Contact Kirsten Adshead at [email protected].


Kirsten formerly served as staff reporter for Watchdog.org.

  • Iamacitizen2

    Well interesting article to say the least LOLOL. After the last election Nov 8th, 2013 I saw democracy in full steam ahead, or was it just DEMO CRATS? Yeah right!!! NOT with democratic volunteers stuffing the ballot boxes 4, 5 or 6 times in numerous states that they are just now starting to files charges against Democratic voters. Gosh and one of them worked as a Poll person in Ohio, go figure. And, how about those digital voting machines converting Mitt Romney votes to O??? Oh, you think possibly it was a software glitch? Well how about the guy that walked around those machines with his cell phone and he was re-programing those machines to take ALL votes entered for both candidates to only default to O’s votes (per you tube video). Talk about people staying up all night working on scheme’s to “fix” the votes as we the people sleep. Wow I thought this article was so lopsided and filled with half truths or less, but what else can one expect when the votes were already in before the voting started???

    Talk about the “lack of sunshine” nationwide or is it the lack of honesty and one sided news, or no honest news being reported at all? As that old saying goes: you can fool some of the people some of the time….BUT not ALL of the people ALL of the time. Good luck with that. God bless. No fool here.

  • Jack Lohman

    Yea, yea!!! 100% of the Dems are bad people and 100% of the R’s are good. No shenanigans on the R side, for sure.

    Or not. With all of the technology we “could have” an honest voting system, but BOTH SIDES do not want to lose their finagling advantage.

  • Jack Lohman, all the technology in the world won’t help if you ignore voter fraud.
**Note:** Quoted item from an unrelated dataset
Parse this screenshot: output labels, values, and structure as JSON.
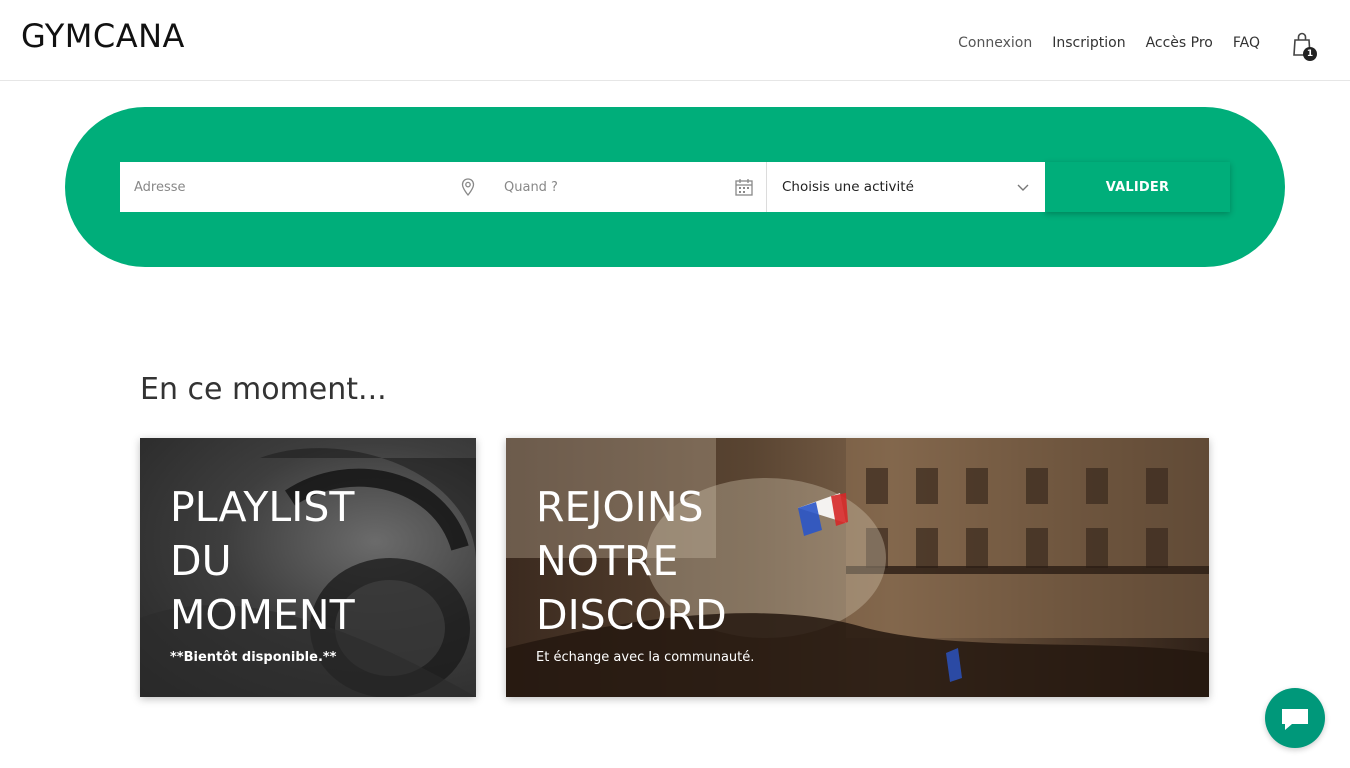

Something as simple as requiring a voter to present proof of identity would stop it. But who stands in the way of that simple reform? It sure as H isn’t the Rs.

  • Dear Kirsten Adshead perhaps you don’t understand the concept of representative democracy? Do you understand why we have districts? Do you understand how the math works when you have a few districts which lean heavily to one side and many more districts with a smaller tilt the other direction? Do you want to deny me a voice at the table because I happen to live in one of those flyover country districts? To claim that this is ruining democracy is absurd. It is working as designed to give all citizens their rights. Even when you stamp your feet and throw a hissy fit.

  • Jack Lohman

    I’ve lived in WI for over 40 years and am appalled that I never have to show ID to vote. But both R’s and D’s are guilty of not fixing the system (and both have been caught in frauds). How about getting picture ID’s at nearby banks and pharmacies? And, does Walker’s manipulation of redistricting count?

  • Jack Lohman

    Yea, it works, until you run into Walker’s manipulation of the redistricting, then all districts look Red. And oblong and cut up. But what the hell; life was never fair.

  • Here Jack, have a dollar, perhaps you can buy a clue. In Wisconsin the drawing of congressional districts is done by the Legislature. You know? The part of the government that Walker doesn’t run. But you keep blaming Walker for every little thing because it shows how little you know.